Cosa rimane di quell’isola millenaria con i suoi Giganti, i suoi Nuraghi, le sue Domus de Janas, i suoi litorali, le sue chiese, la sua storia? “Restano solo macerie, ricordi di tempi in cui con una stretta di mano si firmavano contratti, in cui il rispetto per gli altri era il primo insegnamento nelle famiglie, in cui la socializzazione non era mettere un ‘Like’ in un post ma ritrovarsi la sera tra vicini e parlare, condividere problemi e progetti. La Sardegna è diventata meta di multinazionali che in virtù della nostra decrescita, vogliono impossessarsi dei nostri terreni per accrescere le loro entrate economiche. Nei campi una volta dei contadini ora nascono impianti fotovoltaici, nei mari una volta dei pescatori ora saranno realizzati impianti offshore di pale eoliche, saremo circondati e di noi non resterà più traccia. Di noi e dei nostri animali: gli uccelli migratori saranno massacrati dall’eolico cosi la rotta dei tonni che disturbati dalle vibrazioni eviteranno l’isola. E la politica cosa fa in tutto questo? Nulla, assolutamente nulla! Purtroppo ‘Sa die de sa Sardinia’ resta un semplice giorno di festa per non frequentare la scuola e il sacrificio di quei sardi valorosi non è servito a nulla. Ci restano le spiagge, quelle non acquistate da mecenati arabi o del nord Italia, i panorami per ora incontaminati, saranno destinati a sparire per lasciare spazio a torri gigantesche e pannelli, accumulatori di corrente che non serviranno ai sardi e forse nemmeno al resto dell’Italia”.
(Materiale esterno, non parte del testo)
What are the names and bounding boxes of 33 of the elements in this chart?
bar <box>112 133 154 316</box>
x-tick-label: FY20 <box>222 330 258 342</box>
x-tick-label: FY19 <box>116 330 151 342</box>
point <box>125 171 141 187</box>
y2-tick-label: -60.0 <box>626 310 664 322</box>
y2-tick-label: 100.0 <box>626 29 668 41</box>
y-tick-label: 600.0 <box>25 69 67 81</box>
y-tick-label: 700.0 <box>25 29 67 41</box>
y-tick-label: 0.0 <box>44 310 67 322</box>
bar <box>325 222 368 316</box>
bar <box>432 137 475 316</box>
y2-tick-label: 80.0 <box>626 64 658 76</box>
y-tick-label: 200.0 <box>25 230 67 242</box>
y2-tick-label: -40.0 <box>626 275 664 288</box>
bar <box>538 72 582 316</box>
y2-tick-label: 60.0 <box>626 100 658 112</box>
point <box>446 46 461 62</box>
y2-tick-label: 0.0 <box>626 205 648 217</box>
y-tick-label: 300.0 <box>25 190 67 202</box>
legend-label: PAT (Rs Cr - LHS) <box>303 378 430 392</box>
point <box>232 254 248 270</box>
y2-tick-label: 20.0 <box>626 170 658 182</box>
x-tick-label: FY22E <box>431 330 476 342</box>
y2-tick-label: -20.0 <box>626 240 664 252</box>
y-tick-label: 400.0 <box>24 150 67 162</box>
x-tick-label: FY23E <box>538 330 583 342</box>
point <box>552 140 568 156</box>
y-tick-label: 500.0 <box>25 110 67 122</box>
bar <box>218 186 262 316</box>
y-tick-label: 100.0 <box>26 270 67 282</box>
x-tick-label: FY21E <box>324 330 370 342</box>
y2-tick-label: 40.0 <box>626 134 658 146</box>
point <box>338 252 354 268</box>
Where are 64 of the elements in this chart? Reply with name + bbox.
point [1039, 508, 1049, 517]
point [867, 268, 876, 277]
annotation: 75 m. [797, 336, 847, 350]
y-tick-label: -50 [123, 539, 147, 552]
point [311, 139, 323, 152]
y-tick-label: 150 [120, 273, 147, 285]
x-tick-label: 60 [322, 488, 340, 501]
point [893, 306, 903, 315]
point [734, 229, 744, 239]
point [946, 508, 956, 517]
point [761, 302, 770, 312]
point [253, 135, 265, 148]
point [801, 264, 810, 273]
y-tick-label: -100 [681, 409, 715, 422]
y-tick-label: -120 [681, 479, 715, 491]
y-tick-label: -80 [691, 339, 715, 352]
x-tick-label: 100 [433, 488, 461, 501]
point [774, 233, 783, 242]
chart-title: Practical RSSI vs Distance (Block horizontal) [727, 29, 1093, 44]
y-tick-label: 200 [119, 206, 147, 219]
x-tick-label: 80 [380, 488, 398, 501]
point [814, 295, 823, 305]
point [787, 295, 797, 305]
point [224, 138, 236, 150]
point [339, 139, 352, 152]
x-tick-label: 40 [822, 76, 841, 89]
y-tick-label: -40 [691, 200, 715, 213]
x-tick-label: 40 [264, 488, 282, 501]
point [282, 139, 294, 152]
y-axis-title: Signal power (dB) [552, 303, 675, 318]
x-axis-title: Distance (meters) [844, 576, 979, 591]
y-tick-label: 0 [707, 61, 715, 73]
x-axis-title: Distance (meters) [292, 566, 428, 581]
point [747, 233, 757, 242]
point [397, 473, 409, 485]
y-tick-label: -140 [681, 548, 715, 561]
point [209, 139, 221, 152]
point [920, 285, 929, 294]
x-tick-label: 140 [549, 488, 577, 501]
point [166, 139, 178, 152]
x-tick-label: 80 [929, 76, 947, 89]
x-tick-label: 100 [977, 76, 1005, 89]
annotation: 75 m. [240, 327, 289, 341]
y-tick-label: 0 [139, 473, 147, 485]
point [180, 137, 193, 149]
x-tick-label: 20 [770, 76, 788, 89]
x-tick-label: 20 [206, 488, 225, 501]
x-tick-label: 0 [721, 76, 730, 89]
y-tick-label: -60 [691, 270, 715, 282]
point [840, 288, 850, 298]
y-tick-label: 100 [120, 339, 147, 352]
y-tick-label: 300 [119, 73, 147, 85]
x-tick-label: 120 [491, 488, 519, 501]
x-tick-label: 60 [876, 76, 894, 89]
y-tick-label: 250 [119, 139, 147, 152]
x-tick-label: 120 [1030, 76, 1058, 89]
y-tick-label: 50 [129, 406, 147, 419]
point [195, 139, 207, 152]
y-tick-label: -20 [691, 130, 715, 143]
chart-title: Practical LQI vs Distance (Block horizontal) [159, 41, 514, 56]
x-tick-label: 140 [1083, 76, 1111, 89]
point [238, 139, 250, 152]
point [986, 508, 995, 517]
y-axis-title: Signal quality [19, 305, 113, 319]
Forse la Sardegna resta viva nei ricordi delle vecchie generazioni e degli emigrati, di quei circoli che ancora tramandano la nostra storia ai loro figli. Un’isola che ormai non esiste più ma che resterà nel tempo per merito di quei figli di Sardegna che travolti dalla ‘Saudade Sarda’ la raccontano e la promuovono rendendola immortale.